Hackers Are Posing as IT Support on Microsoft Teams to Install a New Backdoor on Your Computer:
BlueVoyant researchers identified a campaign active since at least August 2025 in which attackers flood a target's inbox with spam, then contact them via Microsoft Teams posing as IT support and request remote access through Windows Quick Assist. Once in, they drop a new backdoor called A0Backdoor inside fake Microsoft Teams installer packages, signed with legitimate-looking certificates to avoid raising flags. The backdoor communicates back to attackers by routing traffic through public DNS servers like 1.1.1.1 rather than connecting directly to attacker infrastructure, a technique designed to blend in with normal network activity and bypass common security monitoring.

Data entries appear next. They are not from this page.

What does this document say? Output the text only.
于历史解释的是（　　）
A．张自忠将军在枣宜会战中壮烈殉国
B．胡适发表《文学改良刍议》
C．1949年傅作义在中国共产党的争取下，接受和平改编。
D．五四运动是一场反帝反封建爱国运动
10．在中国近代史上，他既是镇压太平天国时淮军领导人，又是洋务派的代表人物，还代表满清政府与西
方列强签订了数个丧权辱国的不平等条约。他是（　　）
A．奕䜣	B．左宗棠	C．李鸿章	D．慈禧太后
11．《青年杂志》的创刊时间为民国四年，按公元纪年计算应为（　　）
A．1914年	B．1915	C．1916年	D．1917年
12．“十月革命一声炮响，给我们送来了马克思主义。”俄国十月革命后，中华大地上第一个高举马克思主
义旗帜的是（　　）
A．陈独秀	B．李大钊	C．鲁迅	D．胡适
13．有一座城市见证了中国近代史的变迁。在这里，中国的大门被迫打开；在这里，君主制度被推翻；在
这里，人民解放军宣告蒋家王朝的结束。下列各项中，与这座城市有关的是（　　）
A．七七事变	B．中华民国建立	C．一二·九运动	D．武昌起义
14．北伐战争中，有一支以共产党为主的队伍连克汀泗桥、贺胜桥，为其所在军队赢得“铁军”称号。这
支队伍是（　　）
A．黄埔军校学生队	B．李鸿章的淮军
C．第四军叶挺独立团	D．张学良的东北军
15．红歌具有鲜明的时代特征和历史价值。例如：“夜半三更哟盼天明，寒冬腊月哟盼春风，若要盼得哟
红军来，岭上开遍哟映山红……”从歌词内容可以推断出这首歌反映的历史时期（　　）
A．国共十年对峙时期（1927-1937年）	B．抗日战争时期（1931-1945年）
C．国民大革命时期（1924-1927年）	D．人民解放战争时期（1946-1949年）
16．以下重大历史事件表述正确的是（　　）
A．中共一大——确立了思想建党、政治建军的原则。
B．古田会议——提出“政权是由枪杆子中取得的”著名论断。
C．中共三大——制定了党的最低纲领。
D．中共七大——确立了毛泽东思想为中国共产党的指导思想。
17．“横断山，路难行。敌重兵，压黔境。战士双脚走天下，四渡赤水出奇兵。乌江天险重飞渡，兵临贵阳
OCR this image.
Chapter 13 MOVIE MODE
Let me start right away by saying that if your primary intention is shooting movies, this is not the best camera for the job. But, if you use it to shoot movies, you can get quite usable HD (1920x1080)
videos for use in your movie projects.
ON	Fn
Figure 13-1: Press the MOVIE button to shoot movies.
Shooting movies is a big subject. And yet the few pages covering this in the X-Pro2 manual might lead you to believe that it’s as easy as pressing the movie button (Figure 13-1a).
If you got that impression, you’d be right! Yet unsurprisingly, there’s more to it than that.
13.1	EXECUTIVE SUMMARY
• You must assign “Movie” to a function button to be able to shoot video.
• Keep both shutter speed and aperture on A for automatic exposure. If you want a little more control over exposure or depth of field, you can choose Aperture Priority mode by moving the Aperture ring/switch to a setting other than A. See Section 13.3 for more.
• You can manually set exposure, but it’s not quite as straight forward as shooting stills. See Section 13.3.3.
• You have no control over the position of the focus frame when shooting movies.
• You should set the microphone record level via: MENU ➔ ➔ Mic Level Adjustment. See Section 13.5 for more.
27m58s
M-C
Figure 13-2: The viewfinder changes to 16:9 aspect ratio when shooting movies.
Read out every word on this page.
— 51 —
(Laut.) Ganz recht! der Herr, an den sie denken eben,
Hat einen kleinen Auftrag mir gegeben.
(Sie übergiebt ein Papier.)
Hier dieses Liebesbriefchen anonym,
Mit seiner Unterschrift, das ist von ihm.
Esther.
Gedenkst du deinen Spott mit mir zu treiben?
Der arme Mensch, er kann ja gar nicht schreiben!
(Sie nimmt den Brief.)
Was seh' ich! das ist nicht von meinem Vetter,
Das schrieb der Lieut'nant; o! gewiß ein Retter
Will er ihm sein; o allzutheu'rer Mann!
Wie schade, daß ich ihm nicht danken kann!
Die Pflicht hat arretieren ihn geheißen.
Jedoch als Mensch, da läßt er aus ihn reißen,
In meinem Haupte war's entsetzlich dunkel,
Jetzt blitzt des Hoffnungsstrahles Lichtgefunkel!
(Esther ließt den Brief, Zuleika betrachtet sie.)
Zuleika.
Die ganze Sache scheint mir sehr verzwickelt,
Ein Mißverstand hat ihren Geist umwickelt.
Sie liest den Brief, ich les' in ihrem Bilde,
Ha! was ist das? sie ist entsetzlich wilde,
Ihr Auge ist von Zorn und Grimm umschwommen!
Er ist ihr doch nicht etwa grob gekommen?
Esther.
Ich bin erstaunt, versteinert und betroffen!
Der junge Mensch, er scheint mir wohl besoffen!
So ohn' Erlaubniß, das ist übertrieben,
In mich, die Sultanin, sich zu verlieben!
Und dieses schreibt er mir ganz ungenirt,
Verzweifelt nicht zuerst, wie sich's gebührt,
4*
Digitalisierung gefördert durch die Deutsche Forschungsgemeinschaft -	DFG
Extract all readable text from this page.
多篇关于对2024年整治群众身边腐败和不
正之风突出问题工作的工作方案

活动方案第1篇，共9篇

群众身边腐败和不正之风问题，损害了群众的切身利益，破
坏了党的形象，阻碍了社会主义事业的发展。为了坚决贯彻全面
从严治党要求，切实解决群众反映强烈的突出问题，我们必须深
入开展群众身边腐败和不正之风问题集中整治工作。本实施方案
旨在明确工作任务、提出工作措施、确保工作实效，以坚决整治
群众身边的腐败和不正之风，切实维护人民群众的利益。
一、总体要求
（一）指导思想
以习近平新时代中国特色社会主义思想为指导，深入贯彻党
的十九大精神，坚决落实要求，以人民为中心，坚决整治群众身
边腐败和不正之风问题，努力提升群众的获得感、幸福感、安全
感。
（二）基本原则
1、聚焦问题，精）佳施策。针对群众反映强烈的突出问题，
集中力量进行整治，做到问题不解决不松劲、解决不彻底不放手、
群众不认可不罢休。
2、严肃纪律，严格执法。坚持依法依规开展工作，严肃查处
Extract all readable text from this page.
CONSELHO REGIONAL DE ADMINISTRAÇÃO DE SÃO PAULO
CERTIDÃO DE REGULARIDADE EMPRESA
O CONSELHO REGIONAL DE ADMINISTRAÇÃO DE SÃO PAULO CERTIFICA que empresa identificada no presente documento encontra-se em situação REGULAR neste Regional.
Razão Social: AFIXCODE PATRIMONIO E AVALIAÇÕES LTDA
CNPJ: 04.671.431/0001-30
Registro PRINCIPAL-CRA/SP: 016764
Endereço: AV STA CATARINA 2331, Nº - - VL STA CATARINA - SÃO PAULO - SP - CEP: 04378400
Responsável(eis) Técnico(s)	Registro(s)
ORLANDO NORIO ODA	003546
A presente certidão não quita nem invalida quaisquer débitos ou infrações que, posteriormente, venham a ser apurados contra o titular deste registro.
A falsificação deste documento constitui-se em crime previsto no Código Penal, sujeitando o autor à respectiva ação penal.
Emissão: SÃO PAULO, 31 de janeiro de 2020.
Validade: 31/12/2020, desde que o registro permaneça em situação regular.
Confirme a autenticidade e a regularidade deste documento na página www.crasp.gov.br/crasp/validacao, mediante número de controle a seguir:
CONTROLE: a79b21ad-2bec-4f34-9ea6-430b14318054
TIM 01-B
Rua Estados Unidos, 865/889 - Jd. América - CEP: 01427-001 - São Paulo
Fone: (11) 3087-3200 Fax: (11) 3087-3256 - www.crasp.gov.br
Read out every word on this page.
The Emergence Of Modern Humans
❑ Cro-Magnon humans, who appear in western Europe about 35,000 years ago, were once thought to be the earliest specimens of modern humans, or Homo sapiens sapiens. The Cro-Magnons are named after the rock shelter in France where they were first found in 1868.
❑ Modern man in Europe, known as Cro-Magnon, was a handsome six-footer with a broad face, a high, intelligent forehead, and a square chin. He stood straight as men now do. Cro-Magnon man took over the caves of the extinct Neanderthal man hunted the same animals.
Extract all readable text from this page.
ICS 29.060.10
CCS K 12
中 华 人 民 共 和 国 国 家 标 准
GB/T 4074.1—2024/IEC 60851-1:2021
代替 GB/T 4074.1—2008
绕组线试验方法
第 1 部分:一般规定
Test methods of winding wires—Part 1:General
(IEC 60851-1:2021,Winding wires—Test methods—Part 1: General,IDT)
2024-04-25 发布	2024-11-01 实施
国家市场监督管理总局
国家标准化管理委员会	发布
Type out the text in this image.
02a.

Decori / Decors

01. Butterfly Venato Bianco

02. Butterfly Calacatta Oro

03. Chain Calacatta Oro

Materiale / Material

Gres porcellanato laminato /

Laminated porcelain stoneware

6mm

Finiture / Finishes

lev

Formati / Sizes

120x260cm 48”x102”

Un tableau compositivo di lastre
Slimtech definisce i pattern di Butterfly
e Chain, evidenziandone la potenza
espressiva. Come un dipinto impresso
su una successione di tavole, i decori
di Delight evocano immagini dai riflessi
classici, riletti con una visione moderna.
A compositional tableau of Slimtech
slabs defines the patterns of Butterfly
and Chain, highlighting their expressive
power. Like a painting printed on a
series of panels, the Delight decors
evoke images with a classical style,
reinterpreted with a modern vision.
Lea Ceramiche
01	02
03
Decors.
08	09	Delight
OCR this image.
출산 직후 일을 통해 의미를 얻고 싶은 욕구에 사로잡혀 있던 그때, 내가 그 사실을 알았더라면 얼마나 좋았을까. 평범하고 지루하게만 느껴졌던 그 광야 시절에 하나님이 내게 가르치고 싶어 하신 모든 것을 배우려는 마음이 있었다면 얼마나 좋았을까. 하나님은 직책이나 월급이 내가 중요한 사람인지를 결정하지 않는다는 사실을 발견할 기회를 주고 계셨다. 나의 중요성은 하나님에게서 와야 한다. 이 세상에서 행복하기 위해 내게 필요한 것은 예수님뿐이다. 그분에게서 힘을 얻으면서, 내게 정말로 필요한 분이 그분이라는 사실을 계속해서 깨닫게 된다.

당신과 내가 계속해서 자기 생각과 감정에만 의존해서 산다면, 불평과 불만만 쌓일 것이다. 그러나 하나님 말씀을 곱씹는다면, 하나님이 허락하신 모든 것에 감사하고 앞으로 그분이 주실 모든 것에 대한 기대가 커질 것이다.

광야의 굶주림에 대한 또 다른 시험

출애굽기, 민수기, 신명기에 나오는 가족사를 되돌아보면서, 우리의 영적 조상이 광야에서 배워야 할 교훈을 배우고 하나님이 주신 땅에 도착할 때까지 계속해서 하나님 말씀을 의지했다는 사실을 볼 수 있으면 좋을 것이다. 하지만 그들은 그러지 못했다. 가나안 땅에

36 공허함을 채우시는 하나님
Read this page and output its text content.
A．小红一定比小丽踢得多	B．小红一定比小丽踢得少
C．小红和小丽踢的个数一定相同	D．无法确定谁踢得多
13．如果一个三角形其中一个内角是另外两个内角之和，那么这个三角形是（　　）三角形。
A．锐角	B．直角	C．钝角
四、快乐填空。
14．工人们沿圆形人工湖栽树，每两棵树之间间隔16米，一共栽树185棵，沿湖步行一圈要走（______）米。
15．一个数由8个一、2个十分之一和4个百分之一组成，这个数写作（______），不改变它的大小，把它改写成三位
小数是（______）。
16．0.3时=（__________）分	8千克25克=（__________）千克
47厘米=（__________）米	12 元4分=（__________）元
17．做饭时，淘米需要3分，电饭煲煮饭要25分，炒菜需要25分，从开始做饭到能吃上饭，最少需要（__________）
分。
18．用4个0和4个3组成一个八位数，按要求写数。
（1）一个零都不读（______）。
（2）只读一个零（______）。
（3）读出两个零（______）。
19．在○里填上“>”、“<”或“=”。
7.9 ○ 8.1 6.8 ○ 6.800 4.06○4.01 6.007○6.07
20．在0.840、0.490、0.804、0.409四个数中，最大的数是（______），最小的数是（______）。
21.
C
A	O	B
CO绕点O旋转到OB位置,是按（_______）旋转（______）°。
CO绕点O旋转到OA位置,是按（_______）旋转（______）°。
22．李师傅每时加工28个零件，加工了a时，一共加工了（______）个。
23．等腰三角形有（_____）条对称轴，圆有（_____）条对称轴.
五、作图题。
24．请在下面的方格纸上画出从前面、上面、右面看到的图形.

The FBI Confirmed Its Own Surveillance Network Was Hit in a Cyberattack:
The FBI confirmed it identified and responded to suspicious activity on its internal networks, with sources telling CBS News the targeted system is the bureau’s Digital Collection Systems Network, a suite of software used to conduct wiretaps, pen registers, and other real-time surveillance operations. The FBI did not disclose when the incident occurred, who was responsible, or whether any data was compromised. The bureau’s statement came amid ongoing fallout from the 2024 Salt Typhoon campaign, in which Chinese state-sponsored hackers breached multiple US telecommunications companies and systems used by US intelligence to conduct wiretaps.